What opportunity? A chance to buy stocks when their earnings growth prospects exceed their price/earnings ratio.

There’s plenty of bad corporate news out there – Japan’s earthquake destruction is cutting supplies of semiconductors and boosting their prices, in the last two months, oil prices have risen 32%, or $27.21 a barrel to $112.79, since February 11, 2011’s $85.58 (likely to lead the International Monetary Fund to cut the U.S.’s 2011 GDP growth forecast from 3% to 2% or below using the IMF’s assumption that a $10 boost in the price of oil lowers economic growth by half a percentage point), and prospects for more partisan standoffs in Washington that will inevitably lead to budget cuts that reduce economic growth slightly.
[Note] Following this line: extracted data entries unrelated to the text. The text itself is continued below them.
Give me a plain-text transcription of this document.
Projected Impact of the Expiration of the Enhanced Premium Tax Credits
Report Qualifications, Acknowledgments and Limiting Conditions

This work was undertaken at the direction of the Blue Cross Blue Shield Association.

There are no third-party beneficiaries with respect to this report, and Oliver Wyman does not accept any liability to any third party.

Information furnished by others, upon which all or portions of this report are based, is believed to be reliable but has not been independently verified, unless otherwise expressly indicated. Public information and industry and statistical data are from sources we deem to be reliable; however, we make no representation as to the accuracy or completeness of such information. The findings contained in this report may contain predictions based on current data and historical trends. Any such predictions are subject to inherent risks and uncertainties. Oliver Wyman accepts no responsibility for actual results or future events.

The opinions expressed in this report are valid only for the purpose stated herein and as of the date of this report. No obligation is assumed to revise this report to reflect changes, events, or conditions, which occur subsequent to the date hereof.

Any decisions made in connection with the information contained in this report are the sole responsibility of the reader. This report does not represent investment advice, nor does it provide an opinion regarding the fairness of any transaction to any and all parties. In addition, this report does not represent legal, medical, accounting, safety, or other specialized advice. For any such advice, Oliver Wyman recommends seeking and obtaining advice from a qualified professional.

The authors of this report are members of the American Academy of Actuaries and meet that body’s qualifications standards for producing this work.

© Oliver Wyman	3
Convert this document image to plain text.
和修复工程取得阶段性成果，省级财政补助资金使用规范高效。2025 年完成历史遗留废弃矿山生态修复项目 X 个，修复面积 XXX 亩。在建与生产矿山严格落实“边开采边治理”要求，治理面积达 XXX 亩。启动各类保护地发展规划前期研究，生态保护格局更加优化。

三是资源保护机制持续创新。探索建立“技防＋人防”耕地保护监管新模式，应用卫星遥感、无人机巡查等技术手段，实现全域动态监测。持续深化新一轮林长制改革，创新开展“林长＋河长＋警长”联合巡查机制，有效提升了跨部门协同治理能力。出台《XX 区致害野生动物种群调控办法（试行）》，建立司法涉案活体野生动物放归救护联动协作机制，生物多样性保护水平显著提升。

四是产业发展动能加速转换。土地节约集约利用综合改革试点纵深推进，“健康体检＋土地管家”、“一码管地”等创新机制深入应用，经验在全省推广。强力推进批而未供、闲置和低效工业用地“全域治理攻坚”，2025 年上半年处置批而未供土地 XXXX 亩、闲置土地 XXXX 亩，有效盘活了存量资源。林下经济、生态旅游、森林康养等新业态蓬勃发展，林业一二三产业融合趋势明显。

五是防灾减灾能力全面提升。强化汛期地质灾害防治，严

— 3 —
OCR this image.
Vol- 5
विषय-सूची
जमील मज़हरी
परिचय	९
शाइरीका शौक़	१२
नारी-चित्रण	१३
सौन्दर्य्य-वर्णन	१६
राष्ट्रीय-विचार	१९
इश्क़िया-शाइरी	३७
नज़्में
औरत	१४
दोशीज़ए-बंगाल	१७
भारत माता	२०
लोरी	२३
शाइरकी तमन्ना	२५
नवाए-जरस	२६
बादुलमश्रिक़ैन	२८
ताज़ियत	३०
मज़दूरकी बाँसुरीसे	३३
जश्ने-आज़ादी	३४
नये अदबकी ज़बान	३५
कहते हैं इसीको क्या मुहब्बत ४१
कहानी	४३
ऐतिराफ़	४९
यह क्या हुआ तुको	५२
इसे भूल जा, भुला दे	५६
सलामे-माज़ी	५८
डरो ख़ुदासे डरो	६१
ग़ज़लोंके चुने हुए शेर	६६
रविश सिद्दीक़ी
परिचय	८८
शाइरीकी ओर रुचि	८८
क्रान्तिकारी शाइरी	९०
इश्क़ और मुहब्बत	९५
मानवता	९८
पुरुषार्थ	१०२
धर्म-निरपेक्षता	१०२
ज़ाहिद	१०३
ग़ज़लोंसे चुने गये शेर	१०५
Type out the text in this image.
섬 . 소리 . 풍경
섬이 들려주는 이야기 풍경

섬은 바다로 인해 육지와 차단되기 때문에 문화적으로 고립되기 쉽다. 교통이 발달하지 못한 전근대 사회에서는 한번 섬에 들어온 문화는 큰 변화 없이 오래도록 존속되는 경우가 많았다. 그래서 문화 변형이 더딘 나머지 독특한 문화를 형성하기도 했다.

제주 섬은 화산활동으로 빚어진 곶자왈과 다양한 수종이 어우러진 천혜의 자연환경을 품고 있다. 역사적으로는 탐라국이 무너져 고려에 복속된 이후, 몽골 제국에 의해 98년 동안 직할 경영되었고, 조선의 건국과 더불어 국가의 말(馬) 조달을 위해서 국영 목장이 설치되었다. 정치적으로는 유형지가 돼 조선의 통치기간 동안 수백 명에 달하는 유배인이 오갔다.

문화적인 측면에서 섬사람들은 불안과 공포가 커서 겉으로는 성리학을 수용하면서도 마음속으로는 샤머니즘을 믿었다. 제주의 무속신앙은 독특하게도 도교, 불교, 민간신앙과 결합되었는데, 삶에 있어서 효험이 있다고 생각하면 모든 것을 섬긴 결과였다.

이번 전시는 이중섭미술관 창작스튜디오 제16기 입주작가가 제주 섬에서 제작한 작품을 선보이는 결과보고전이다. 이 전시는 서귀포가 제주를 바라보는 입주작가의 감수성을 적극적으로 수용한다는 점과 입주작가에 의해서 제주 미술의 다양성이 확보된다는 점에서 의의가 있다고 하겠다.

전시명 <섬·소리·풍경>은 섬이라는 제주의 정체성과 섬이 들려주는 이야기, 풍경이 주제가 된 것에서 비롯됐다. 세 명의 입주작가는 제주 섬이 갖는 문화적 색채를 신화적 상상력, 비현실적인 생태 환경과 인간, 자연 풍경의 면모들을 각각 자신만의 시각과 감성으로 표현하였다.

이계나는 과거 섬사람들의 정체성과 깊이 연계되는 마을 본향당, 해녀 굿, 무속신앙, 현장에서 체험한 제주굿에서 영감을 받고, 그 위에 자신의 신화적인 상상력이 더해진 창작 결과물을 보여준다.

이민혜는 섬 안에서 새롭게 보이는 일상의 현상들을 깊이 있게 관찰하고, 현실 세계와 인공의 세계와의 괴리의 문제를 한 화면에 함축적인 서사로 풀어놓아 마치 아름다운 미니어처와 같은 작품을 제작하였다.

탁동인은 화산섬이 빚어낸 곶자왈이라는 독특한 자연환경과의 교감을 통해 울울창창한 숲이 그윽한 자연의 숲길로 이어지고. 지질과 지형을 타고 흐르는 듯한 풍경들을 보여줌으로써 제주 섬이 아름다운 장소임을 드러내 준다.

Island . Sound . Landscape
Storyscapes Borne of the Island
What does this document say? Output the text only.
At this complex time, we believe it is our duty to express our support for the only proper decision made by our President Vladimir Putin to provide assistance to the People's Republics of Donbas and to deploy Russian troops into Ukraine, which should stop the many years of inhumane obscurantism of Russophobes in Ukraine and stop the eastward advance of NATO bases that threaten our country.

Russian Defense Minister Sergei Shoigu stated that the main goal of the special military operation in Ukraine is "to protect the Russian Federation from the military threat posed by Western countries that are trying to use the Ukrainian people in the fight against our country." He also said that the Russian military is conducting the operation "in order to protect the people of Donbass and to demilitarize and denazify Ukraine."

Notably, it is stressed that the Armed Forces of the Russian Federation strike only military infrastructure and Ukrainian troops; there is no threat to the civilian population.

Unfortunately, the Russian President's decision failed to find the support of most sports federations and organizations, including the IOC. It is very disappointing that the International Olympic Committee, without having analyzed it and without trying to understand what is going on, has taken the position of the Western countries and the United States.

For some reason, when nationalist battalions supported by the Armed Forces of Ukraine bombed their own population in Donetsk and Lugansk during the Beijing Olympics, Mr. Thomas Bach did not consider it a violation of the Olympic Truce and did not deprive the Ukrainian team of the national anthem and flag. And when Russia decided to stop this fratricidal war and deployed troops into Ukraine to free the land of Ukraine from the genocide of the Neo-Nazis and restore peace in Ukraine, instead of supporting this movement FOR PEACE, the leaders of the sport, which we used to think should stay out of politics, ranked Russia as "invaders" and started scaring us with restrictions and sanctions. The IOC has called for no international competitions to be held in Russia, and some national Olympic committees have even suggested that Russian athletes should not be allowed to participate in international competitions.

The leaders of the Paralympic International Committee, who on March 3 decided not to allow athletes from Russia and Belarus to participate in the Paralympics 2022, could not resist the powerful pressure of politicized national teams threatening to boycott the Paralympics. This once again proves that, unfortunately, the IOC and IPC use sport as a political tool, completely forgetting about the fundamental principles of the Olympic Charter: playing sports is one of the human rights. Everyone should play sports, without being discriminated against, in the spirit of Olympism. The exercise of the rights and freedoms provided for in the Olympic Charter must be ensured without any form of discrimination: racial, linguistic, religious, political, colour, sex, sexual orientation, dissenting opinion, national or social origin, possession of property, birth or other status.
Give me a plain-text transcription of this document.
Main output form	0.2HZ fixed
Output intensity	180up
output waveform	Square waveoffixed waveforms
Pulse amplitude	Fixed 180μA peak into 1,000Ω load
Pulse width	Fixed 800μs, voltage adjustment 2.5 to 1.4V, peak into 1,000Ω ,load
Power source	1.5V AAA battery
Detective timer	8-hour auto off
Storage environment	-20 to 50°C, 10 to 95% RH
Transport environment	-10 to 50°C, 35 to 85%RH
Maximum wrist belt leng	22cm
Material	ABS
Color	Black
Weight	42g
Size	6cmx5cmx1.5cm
But none of that bad news can change the fact that stocks have risen an average of 23% a year since Barack Obama became president and that the alternatives to investing in stocks are yielding around 0.02% — far short of March’s 1.2% rate of core inflation. Of course, you could always take a look at commodities ETFs as a way to play the rising prices of items like oil, corn, wheat, and cotton that are driving up what consumers pay for food and energy and yielding a 2.6% overall inflation rate.

But human emotions are more powerful in controlling what many people do than their intellects. So only those who can overcome the emotional resistance to buying stocks will benefit from their rise. And there is ample evidence that many are swapping their cash for stocks.  For example, cash in money market funds has fallen 28% from $3.8 trillion at the beginning of 2009 to $2.74 trillion in March 2011.

Meanwhile money flowed into stocks in 2010 with funds chasing global stocks exceeding the outflow from U.S. equities. According to TrimTabs, $87 billion in funds flowed into global equity funds in 2010, up 40% from 2009’s inflow — while well south of 2007’s $182 billion inflow peak. But money has been steadily flowing out of U.S. equity funds over the last three years — albeit at a slower rate. Specifically, in 2008, $42 billion flowed out; in 2009 outflows rose to $47 billion, but declined to $38 billion in 2010.

While money flow statistics suggest investors running from stocks, their earnings prospects remain at a robust 17% for 2011 growth — well above the 9.5% quarterly average earnings growth, according to Bloomberg. In light of the S&P 500’s modest forward P/E of 14.1, this suggests that stocks are valued at less than their anticipated earnings growth rate. Moreover, with some 71% of companies beating expectations in the most recent quarter, the prospects for further stock price increases on a wall of worry look compelling.

Even if stocks grow at half their recent 23% trajectory, they’ll soundly beat the 0.02% they’re earning in money market funds.